Юрий угадал со временем. Именно через полчаса его «Джип» остановился около дверей церкви святого Петра. Рядом на стоянке была только одна машина, старенький «Форд». Юрий, оглянувшись по сторонам, прошел в церковь. Но, только разогнувшись сразу за низким входам, он резко остановился. В воздухе остро пахло сгоревшим порохом. Астафьев выхватил из кобуры свою «Беретту», и, сняв с предохранителя, двинулся вперед. В церкви стоял привычный полумрак, но тело священника он увидел сразу. Оно лежало за столиком аналоя, как раз в солнечном луче, пробивавшемся в единственное с этой стороне окошко. Оглянувшись по сторонам, Юрий пробежал вперед, и, наклонившись, начал искать, как можно расстегнуть попу сутану. Это кончилось тем, что он только испачкал в крови руки. Между тем от всех этих толчков священник вдруг застонал, и Астафьев начал приподнимать его тело. Тот пришел в себя, и тихо спросил: — Ты… кто?
— Я Астафьев. Это вы мне звонили.
Священник поднял руку, и изобразил нечто, похожее на крестное знамение.
— Что? — не понял Юрий.
— Крест, — прохрипел раненый.
И Юрий догадался. Он расстегнул рубашку, и показал священнику свой крестообразный шрам. Тут раненый вздохнул с облегчением. После этого он начал шептать на ухо Юрия.
— Одна… проститутка в Тебризе сказала… что Мансур хочет с тобой посчитаться…
Он хотел что-то еще сказать, но потом тело его резко дернулось, а затем обмякло. И тут же в церкви загрохотали шаги сразу нескольких человек. Резкий голос на чужом языке прокричал несколько фраз, которые Юрий понял и без переводчика.
— Встать! Руки вверх! Вы арестованы!
ГЛАВА 17
— Я в пятый раз заявляю, что я не убивал отца Василиса. Я приехал уже после того, как в него стреляли. Он при мне был еще жив.
Тон Астафьева был монотонен, как сигналы точного времени, но и его терпению приближался конец. Этот бессмысленный по своему идиотизму допрос продолжался уже четыре часа, и вопросы следователя были столь же однообразны, насколько и глупы.
— Если он был жив, то, что он вам сказал? Почему вы не говорите нам? — настаивал грек. Переводчик, тот самый, что переводил в свое время его разговор с Папандреу, старался переводить не только дословно, но и точно передать агрессивную интонацию следователя. А Юрий продолжал.

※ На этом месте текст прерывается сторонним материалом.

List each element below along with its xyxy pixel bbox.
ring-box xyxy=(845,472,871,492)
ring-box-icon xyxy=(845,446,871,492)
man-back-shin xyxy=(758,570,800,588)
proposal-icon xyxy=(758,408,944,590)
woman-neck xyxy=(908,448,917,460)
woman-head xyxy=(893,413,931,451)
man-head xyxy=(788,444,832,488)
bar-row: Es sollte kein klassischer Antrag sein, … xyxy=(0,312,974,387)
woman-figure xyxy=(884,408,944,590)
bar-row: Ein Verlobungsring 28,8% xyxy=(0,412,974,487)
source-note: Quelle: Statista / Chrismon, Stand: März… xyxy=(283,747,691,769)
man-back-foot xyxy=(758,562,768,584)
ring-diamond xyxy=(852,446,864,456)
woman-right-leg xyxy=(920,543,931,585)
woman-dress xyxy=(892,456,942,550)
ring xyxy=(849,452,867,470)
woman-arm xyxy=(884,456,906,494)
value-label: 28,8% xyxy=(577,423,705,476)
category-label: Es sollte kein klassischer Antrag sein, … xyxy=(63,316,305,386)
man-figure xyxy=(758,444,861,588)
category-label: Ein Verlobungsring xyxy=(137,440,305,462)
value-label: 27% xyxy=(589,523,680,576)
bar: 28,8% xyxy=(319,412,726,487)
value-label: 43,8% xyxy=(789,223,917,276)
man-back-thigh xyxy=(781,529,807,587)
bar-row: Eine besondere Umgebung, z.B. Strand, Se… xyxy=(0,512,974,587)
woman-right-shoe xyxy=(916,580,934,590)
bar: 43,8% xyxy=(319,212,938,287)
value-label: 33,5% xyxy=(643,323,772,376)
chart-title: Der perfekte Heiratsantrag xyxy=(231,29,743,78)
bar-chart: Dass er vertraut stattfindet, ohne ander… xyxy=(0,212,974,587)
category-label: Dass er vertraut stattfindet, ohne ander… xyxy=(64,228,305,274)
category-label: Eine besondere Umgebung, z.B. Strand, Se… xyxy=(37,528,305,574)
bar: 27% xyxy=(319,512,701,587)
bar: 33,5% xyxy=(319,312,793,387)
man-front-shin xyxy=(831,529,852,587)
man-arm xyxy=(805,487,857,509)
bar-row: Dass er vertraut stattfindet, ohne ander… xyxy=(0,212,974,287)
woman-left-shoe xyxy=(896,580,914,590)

— Я уже говорил вам, что я не знаю греческого языка. То, что он сказал имя Сократоса, это я расслышал, больше ничего не понял.
Сидевший напротив Юрия тучный человек лет сорока пяти, поморщился. Заместитель прокурора города Лимассол Григор Костадинос, был большим другом комиссара Солона Либератиса, и к Сократосу Михаилидису был настроен, мягко говоря, весьма лояльно. Пока переводчик толковал ему ответ задержанного, он закипал, как доходящий до кондиции чайник. Ему жутко надоел этот разговор, и Григор решил закончить его резко, и как он думал, убедительно.
— Хватит запираться, Юркас Астафьевас! — Стукнув по столу, закричал он. — Против вас есть неопровержимые улики. Вот!
И он вытащил из ящика стола полиэтиленовый пакет с несколькими гильзами.
— Это гильзы из вашего пистолета! Их нашли на месте преступления.
Юрий усмехнулся, и отрицательно покачал головой.
— Может, они выпущены из такого же пистолета, как тот, что был со мной, но точно, что не из моего. Кстати, почему они тут? Почему вы не отдадите их на экспертизу?
— Если я их отдам, это будет вам смертным приговором!
— В таком случае, я хочу, чтобы меня быстрей приговорили.